As I got to the top of the tree and stepped onto the roof, I noticed three things.

1) The part of the roof I was on was the only part that hadn't completely collapsed with decay

2) My friends had gotten bored with how long it took me to climb to the top and had ditched me

3) The only way back down was the tree, and the drop was a long way down which made me too nervous to try it.

So I was stuck. I couldn't climb to any other part of the roof for fear that I would fall onto the rusty metals that had been left behind in the garage. I couldn't climb down the tree for fear of falling onto the rocks in the creek below (and at some point I was terrified of getting a splinter from sliding down the tree). And, as I grew up in the 90's before cell phones were popular (my sister had a pager in high school), I had no way of getting help.

Now, this abandoned property was actually right in the middle of my neighborhood--and everyone had a close next door neighbor, so getting down or getting attention shouldn't have been as hard as it was. However, it was a hot summers day in the middle of Illinois, and no one was dumb enough to stay out in the heat--but the parents were all smart enough to kick their kids out in it so that the wreckage of playing indoors wasn't an issue.

But my friends had ditched me to go get their lunch, and I was alone. I started doing the one thing I could think of--yelling for help. But, for some reason, nobody could hear the sound of an 8 year old girl sitting on top of an abandoned garage. Perhaps it was the whir of their AC or the cable turned on inside of the house.

When yelling for help didn't work, I thought of what annoyed people in the neighborhood the most. I remembered that my father always complained of two things: people driving by with the radios on too loud, and the next door neighbor's dog howling all the time. As I didn't have a car, and I couldn't think of any good songs to scream, I decided to play pretend.

I started to howl like a wolf.

From my previous post, you have probably guessed that I have always been obsessed with Animal Planet and animals in general. So, naturally, I had practiced these sort of noises to mimic the animals I saw on TV. So I howled, and I howled, and I howled some more.
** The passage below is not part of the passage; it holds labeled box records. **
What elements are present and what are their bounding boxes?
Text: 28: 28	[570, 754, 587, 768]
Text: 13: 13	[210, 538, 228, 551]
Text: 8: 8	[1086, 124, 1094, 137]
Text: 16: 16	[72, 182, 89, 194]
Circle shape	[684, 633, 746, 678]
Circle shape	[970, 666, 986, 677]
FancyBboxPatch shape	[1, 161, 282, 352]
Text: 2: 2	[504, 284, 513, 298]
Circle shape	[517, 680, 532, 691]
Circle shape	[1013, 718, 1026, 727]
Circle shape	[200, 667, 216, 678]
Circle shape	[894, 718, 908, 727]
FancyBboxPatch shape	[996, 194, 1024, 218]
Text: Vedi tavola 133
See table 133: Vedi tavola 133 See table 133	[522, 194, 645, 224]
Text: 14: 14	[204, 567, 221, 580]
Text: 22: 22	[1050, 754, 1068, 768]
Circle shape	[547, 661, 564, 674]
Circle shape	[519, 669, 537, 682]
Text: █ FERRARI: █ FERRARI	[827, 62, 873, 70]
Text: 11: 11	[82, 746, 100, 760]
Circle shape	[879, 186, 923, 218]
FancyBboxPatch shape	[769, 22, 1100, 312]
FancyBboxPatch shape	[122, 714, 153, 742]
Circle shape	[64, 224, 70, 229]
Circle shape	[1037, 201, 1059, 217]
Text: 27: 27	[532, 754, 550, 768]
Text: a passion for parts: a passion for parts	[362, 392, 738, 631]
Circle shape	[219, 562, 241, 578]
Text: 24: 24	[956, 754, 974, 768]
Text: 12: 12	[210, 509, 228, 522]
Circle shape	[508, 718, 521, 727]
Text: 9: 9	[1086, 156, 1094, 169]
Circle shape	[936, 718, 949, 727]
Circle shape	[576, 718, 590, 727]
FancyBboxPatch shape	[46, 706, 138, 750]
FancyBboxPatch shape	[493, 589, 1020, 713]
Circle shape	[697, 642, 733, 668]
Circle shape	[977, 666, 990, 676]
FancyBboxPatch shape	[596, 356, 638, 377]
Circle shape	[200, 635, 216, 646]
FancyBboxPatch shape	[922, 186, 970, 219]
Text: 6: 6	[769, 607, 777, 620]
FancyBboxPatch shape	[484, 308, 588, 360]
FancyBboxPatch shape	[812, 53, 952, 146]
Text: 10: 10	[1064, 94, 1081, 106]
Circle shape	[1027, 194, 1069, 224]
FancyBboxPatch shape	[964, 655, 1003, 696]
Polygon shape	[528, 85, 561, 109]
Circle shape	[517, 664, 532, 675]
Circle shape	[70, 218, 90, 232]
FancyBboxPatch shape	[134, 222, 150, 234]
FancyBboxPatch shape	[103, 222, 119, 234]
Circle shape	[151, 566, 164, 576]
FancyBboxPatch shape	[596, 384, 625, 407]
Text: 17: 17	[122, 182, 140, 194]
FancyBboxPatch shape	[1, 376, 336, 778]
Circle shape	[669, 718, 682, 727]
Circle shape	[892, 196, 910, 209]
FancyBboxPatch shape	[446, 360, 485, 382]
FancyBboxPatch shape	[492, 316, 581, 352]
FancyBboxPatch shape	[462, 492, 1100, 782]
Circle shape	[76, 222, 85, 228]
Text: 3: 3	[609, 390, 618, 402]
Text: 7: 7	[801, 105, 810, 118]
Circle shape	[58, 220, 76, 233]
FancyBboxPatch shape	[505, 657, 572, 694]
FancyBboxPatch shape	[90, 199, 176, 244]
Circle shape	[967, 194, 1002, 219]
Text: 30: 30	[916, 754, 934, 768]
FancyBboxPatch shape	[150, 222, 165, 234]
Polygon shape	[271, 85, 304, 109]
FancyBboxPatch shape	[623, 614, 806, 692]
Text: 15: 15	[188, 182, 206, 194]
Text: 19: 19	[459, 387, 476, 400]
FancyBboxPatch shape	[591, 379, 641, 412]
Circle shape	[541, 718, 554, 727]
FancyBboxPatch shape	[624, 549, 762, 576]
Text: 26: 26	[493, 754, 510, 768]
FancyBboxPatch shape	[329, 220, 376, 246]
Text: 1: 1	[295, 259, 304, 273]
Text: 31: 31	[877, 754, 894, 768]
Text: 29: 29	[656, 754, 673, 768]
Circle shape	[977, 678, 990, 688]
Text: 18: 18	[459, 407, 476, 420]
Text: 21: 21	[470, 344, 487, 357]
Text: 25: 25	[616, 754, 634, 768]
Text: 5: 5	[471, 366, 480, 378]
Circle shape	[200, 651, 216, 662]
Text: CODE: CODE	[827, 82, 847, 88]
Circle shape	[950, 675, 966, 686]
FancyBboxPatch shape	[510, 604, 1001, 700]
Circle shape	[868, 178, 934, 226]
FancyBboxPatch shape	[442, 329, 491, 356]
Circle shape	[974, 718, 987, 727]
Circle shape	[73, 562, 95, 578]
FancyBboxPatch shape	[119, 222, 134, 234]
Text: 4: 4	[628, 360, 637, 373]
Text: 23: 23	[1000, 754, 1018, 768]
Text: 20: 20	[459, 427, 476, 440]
It was two hours later before I heard anyone respond, and that was the neighbor yelling at me to "SHUT UP" before slamming his glass door shut and going back to whatever he had been doing previously.

By the time I had howled for 4 hours, I was tired, hot, thirsty, and my throat probably couldn't take much more howling. I curled up and whimpered for a few minutes before I heard my friend's mother, "Amanda? Is that you, up there?"

She was livid. Her daughter, Sam, had just finally gotten around to telling her mother what had gone on while they were eating dinner. She grabbed the ladder from her garage and propped it against the garage, climbing up and, after glancing at the caved in green tile of the roof, started to freak out.

She couldn't get me down, there was a creek on the back side where I was at and no one had a long enough ladder for that, and the only other side where the roof wasn't caged in was inaccessible due to that neighbor being a jerk and having a privacy fence.

So Sam's mother decided to call 911 and get a fire truck there.

It took forever, but finally the fire fighters were there, the long ladder from the truck allowing one guy to get over to me. I remember, distinctly, the man looking at me and saying, "You're not a fire." before he pulled me down to safety.

That house has now been completely renovated and a nice young family is living in it. I doubt they will ever know the story about the girl who howled at the sun.